Are two coin flips conditionally independent if we know that the coin is biased towards heads?

Question

Suppose Alice (A) and Bob (B) each flip the same, potentially-biased coin. Then, P(A=H) < P(A=H | B=H), because Bob's flip increases our suspicion that the coin is biased towards heads.

Now instead suppose that we already know that the coin is biased towards heads. Now is it true that P(A=H) < P(A=H | B=H)? It seems clear to me that the answer is still yes, because we don't know how much it is biased, and B=H still suggests that it is more biased than if B=T.

To be more precise, regardless of the prior $P(\theta)$ we pick (where $\theta$ is the odds of heads), the posterior $P(\theta | H)$ will still be shifted right. It doesn't matter whether the prior is uniform on [0, 1] (example 1) or (0.5, 1] (example 2).

But this post at The Queen Mary University of London (and this answer at Math SE) seems to suggest otherwise:

Now suppose both Martin and Norman toss the same coin. Again let A represent the variable "Norman's toss outcome", and B represent the variable "Martin's toss outcome". Assume also that there is a possibility that the coin in biased towards heads but we do not know this for certain. In this case A and B are not independent. For example, observing that B is Heads causes us to increase our belief in A being Heads (in other words P(a|b)>P(b) in the case when a=Heads and b=Heads).

In Example 2 the variables A and B are both dependent on a separate variable C, "the coin is biased towards Heads" (which has the values True or False). Although A and B are not independent, it turns out that once we know for certain the value of C then any evidence about B cannot change our belief about A. Specifically:

P(A|C) = P(A|B,C)

In such case we say that A and B are conditionally independent given C.

What am I missing?

Edit: This is increasingly striking me as a frequentist vs Bayesian issue.
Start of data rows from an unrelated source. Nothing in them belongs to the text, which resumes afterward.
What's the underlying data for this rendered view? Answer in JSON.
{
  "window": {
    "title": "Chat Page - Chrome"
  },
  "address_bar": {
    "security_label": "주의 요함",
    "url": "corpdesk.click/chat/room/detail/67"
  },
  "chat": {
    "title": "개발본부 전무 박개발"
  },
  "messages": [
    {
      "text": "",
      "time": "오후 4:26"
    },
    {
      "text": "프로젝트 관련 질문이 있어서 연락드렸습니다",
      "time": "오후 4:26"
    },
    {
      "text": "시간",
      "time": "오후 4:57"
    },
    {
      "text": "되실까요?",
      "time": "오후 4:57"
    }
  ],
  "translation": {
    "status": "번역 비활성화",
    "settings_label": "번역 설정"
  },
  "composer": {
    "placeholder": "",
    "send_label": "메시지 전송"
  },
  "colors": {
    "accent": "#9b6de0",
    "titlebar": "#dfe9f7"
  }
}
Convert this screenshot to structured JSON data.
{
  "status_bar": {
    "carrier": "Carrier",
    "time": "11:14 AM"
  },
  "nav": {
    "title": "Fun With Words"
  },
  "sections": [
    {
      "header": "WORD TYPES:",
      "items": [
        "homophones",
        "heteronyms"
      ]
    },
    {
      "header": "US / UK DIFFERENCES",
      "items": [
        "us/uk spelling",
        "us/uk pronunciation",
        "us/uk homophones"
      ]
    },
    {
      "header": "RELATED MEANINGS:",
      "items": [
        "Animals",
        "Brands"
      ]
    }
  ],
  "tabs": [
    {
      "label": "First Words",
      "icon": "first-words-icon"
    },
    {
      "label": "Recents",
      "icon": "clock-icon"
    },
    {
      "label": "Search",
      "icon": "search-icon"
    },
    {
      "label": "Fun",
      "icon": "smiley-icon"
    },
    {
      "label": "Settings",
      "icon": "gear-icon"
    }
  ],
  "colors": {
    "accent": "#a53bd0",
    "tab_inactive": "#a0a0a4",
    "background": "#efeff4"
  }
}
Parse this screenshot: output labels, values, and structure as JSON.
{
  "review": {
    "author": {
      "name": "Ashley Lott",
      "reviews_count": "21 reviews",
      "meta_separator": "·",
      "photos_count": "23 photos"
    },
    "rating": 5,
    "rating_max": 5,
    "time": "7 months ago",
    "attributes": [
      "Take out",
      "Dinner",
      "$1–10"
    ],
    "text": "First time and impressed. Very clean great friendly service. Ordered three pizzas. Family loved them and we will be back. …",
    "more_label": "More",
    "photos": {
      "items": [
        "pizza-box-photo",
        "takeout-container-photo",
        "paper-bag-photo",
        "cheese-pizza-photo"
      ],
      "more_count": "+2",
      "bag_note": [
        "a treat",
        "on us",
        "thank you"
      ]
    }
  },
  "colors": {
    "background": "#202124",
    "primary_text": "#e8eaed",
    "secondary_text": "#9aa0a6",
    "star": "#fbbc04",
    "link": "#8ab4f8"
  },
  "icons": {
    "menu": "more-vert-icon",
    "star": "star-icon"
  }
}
In scenario 1, we're behaving like a Bayesian (incorporating our knowledge about the parameter into our estimate) and scenario 2 like a frequentist (treating it as a fixed value and therefore not updating it based on data).

I think what's confusing me is that there seems to be no principled reason to switch between the two paradigms, other than a subtlety of wording ("there is a possibility that the coin in biased" in the first scenario). A strong frequentist should apply her paradigm to both cases, and likewise a Bayesian. Would you agree?

Answer 1

The quoted section is implicitly assuming that the event $C = \{ \theta > 0.5 \}$ is sufficient to fully describe the parameter, and so it attains conditional independence of the observable coin flips (e.g., there may be an assumption that there is only one allowable value of $\theta$ in the biased range). Contrarily, your own analysis is saying that even if $C$ is true, there is still uncertainty parameter value, so the coin flips still give information about the underlying parameter $\theta$, and so they remain dependent. Your analysis here is more realistic, and I agree with your assertion that there would still be dependence even once you condition on $C$.

This issue has been discussed in detail in O'Neill (2009), which looks at conditional independence and marginal dependence in exchangeable sequences of random variables. You can also find some associated theorems for statistical dependence in coin-flipping in a series of papers on binomial prediction (see O'Neill and Puza 2005; O'Neill 2012; O'Neill 2015). These latter papers discuss the "gambler's fallacy", and show that ---under broad conditions--- one obtains a predictive advantage by betting on whichever outcome of the coin-flip has come up the most in the observed data (to take advantage on information about possible bias).